AA, contribuinte fiscal n.º ..., com domicílio fiscal na Rua ..., ..., ..., em ..., interpôs recurso jurisdicional da sentença do Tribunal Administrativo e Fiscal de Coimbra, proferida em 07/03/2012, que julgou improcedente a impugnação judicial deduzida contra a liquidação do imposto sobre as sucessões e doações, no valor de €42.565,26, realizada no âmbito do processo de liquidação do imposto sucessório n.º ...87/2003, por óbito de BB, ocorrido em 20/08/2003, por não ter sido utilizado contra o acto de fixação de valores sobre que incidiu o imposto a contestação prevista no artigo 87.º do Código do Imposto Municipal de SISA e do Imposto sobre Sucessões e Doações (CIMSISD).

O Recorrente terminou as suas alegações de recurso formulando as conclusões que se reproduzem de seguida:
“1) - Em primeiro dão se por reproduzidos todos os factos invocados na petição de impugnação judicial e nomeadamente
a) - que a F.N. no que concerne aos créditos de suprimentos serviu-se de um balancete analítico sem as contas 60 e 70 saldadas o que provoca, um reporte á data de 31-12-2001 (dois anos antes da morte de BB).

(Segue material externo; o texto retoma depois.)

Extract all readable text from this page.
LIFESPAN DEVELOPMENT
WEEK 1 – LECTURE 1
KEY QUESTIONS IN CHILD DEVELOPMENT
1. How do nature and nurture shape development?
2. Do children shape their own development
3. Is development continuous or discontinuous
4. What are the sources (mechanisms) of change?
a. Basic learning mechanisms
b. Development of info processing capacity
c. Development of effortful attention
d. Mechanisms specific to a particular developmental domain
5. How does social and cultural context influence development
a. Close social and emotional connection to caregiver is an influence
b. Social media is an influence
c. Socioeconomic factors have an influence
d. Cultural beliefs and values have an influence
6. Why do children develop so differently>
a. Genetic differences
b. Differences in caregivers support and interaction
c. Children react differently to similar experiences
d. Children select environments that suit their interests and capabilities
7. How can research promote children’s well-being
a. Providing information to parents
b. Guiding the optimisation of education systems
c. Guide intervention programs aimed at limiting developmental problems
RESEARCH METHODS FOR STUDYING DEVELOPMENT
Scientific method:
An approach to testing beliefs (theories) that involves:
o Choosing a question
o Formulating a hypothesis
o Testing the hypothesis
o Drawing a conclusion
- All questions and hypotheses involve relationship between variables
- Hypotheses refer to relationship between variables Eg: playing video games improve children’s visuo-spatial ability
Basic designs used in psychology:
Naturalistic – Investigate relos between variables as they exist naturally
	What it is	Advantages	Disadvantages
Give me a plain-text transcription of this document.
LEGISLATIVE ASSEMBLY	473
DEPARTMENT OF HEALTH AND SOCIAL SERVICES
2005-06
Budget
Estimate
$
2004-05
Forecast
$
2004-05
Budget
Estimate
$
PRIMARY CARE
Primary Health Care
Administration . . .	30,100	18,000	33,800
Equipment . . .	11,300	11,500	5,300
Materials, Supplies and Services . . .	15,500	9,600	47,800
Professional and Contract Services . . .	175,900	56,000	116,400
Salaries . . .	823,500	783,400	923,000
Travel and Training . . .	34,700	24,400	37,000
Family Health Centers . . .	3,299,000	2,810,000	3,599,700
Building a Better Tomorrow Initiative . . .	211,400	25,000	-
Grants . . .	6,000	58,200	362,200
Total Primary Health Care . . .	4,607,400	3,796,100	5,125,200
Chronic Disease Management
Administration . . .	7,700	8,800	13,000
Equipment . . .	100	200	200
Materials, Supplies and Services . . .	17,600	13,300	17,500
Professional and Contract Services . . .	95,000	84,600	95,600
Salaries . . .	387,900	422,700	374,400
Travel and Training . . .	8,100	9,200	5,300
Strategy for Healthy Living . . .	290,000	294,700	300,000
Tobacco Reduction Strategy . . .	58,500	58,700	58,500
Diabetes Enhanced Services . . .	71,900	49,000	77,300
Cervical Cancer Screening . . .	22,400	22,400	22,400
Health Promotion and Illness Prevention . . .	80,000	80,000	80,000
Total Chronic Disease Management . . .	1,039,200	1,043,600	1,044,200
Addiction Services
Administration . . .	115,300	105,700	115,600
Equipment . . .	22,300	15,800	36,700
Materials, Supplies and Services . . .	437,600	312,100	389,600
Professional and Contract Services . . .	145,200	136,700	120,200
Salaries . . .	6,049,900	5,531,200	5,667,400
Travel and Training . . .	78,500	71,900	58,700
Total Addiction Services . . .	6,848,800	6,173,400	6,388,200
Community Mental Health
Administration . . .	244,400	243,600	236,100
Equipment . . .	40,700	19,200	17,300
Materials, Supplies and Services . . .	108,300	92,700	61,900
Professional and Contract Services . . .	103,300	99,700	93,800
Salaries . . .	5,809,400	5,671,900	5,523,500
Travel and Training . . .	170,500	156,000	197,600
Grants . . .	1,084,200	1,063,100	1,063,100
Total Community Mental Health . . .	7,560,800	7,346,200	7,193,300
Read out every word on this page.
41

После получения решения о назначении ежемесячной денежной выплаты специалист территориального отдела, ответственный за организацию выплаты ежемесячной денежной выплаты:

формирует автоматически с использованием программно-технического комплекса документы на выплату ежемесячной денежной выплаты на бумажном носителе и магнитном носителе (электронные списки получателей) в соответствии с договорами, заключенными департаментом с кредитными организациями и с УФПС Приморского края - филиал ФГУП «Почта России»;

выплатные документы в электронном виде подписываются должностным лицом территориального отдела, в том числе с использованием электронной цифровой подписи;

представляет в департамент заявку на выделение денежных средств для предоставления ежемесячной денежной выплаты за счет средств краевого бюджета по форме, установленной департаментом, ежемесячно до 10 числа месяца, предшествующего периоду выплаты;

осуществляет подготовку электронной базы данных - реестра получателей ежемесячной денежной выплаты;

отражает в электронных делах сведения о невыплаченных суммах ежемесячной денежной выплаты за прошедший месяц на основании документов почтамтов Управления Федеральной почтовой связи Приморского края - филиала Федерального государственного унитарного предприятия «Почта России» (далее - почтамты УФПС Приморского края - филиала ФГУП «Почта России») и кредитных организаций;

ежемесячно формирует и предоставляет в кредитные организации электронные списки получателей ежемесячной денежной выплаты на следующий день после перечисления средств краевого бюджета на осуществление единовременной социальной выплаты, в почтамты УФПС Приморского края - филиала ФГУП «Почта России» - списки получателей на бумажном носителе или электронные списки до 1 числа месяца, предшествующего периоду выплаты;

Efectivamente, sem quaisquer dúvidas que o balancete analítico entregue a F.N. com data de 23-12-2004 referido a 2002, sem as contas 60 e 70 saldadas o faz reportar á data de 31-12-2001.
b) - quer no balancete analítico de 23-12-2004 reportado a 31-12-2001 quer na situação patrimonial verificada no processo de insolvência nº ....47/06.1TBLSA do Tribunal ..., o saldo é negativo de - €22.594,98.
c) -Não houve quaisquer pagamentos de créditos de suprimentos no processo de insolvência, conforme certidão já junta aos presentes autos, mas a situação é também verificável pelo próprio balanço analítico de 23-12-2004 (referente ao ano de 2002) na coluna referente ao ANO ANTERIOR.
d) - é de facto por esta errónea quantificação dos valores a liquidar no processo sucessório e pela sua constatação no processo de insolvência que o Ilustre Procurador e apesar de considerar verificada a caducidade, pugnou pela procedência da impugnação neste campo. Mas não só por isto mas também por um louvável conceito de justiça material e porque se considera - na nossa opinião - que se deveria ter em conta o disposto no art 663 do C.P.Civil para efeitos de verificação de factos modificativos e extintivos verificados após a propositura da acção de impugnação.
2) - Deveria a F.N. ter solicitado e em relação a avaliação da quota e dos créditos de suprimentos, o balanço último ou seja, a data da morte e não servir-se de um balancete analítico sem as contas 60 e 70 saldadas, contrariando e violando manifestamente o referido no art 77 do C.I.S.S.D. e no que respeita a sociedade "N...., Lda.".
3) -No que concerne aos créditos verificados existentes no estabelecimento de BB (pai do ora impugnante) e referidos nas co 25.531,25541,25591 no montante de € 203.904,49 a F.N. serviu-se também dum BALANCETE referente ao ano de 2002 (e não o último balanço conforme expressamente impõe o art 22 nº 2 e art 77 do CISSD) : Efectivamente deveria a F.N. ter obtido o ultimo balanço e já que BB tinha contabilidade organizada.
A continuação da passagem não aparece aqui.